Фото: WWW.EUPHORIA-FILM.COM |
За ним последовали «Странник» Сергея Карандашова, где эта «высокая» речь схлестнулась с современным бытовым чернословием, и «Свободное плавание» Бориса Хлебникова, в котором на косноязычное мычание одних персонажей накладывалось абсурдное словоизвержение других. Затем язык окончательно распустился – пришла «Эйфория» Ивана Вырыпаева, в которой второстепенная героиня с удовольствием сообщила зрителям, чем только что занималась, обозначив это занятие популярным непечатным глаголом. А закончилось все продолжительным и яростным матерным монологом следователя в фильме «Изображая жертву» Кирилла Серебренникова. Сквернословие российского розлива впервые появилось в американских фильмах в устах плохих русских парней. В отечественном игровом кино мат впервые прозвучал в самом финале «Астенического синдрома» Киры Муратовой (1990), когда женщина в метро, ранее не появлявшаяся на экране, несколько раз пообещала сделать со всеми то, что на блатном жаргоне называется «опустить». Этот взрыв, не имеющий никакого отношения к сюжету, но спровоцированный всей атмосферой фильма, производил жуткое и шоковое впечатление.

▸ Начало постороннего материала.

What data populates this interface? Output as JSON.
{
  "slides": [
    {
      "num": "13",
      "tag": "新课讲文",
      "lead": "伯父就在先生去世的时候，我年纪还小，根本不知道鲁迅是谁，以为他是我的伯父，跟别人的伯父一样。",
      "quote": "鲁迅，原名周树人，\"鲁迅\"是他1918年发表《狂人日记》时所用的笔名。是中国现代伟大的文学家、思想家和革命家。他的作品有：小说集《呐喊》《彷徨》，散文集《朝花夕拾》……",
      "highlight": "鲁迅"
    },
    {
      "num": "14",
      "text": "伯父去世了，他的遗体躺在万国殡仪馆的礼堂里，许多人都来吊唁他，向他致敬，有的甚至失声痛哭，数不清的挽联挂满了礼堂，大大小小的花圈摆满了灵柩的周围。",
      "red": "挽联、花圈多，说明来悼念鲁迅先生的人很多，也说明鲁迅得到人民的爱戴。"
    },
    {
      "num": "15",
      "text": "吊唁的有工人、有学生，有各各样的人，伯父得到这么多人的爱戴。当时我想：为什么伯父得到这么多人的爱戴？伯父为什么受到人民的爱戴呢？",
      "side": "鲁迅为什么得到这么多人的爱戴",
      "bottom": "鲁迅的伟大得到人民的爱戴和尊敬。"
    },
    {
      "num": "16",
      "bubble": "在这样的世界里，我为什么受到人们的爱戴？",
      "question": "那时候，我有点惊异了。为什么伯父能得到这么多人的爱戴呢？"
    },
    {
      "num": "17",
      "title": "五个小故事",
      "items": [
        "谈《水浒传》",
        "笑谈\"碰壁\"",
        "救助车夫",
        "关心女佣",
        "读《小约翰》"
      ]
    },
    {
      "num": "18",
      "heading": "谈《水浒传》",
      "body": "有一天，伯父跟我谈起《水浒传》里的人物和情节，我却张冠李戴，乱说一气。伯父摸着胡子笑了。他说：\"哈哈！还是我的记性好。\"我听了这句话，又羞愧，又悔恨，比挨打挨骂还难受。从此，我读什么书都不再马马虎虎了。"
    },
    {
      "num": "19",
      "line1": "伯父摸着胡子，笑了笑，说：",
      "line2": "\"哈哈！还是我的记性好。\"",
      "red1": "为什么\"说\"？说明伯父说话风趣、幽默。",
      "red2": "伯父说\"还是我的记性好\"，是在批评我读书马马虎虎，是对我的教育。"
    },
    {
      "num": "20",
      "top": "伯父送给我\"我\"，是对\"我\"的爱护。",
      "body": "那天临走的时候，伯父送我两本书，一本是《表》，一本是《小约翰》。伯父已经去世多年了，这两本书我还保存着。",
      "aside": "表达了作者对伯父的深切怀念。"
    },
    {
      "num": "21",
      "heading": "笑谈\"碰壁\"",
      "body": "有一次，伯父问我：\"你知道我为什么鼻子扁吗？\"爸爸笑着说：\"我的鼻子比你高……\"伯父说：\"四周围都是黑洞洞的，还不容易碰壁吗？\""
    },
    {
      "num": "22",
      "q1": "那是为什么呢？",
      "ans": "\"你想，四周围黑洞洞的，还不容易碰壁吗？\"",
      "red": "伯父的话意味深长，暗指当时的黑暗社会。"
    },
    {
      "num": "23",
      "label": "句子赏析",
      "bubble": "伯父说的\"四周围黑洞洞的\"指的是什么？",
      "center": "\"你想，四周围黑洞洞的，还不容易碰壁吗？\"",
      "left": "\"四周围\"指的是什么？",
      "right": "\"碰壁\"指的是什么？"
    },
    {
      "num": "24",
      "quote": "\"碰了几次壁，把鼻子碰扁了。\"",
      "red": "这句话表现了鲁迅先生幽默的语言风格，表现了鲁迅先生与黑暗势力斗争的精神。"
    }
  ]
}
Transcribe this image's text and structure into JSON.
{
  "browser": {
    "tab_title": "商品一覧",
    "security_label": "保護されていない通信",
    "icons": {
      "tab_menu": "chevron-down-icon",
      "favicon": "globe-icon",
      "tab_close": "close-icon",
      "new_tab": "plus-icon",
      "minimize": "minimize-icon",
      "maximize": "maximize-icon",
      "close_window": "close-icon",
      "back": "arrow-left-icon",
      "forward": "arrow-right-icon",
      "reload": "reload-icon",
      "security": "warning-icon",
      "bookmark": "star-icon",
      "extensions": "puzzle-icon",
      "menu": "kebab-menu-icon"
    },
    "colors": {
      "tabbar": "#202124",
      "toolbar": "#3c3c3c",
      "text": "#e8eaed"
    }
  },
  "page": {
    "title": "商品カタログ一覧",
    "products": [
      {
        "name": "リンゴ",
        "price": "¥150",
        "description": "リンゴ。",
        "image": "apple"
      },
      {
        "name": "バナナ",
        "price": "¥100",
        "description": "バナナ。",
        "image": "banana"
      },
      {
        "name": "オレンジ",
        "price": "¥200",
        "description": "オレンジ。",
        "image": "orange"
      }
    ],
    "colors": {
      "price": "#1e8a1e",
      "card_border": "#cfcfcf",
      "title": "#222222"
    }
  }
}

Неподцензурная нецензурщина
В Госкино режиссера упрашивали (требовать уже не могли – цензуру к тому времени отменили) вырезать эпизод, но Муратова была непреклонна. Однако ее художественный жест был чересчур радикален для своего времени и не нашел последователей, по крайней мере в общепрокатном кинематографе. Зато матерщина широко применялась в «параллельном» кино 90-х – например, в лентах Олега Мавроматти и Светланы Басковой, где ненормативных слов подчас было больше, чем нормативных.
Тем временем процесс освоения мата пошел в документальном кино. Бытовая нецензурная стала звучать в «перестроечных» фильмах конца 80-х, азартно освещавших теневые стороны жизни, но на нее почти не обращали внимания как на случайный словесный мусор. В качестве художественного приема матерную речь персонажей использовали Виктор Косаковский в «Беловых» (1992) и Виталий Манский в «Благодати» (1995), но оба режиссера подавали ее в «обезболивающем» комическом регистре. Пуритане морщились, но большинство смеялось – для героев материться было так же естественно, как дышать, и ругались они со вкусом. Некоторые зрители, правда, советовали заглушать «пиканьем» известные слова, обозначающие половые органы и взаимодействие между ними, но это было то же самое, что глушить голос «Свободы».
Следующий шаг в документальном приближении к русской языковой реальности делает Александр Расторгуев. Сначала в «Мамочках» (2001), потом в «Чистом четверге» (2004) и «Диком диком пляже» (2005). Здесь, благодаря видеонаблюдению, на предельно коротком расстоянии между режиссером и персонажами матерщина – обыденность, неотъемлемая часть жизни и язык ее осмысления.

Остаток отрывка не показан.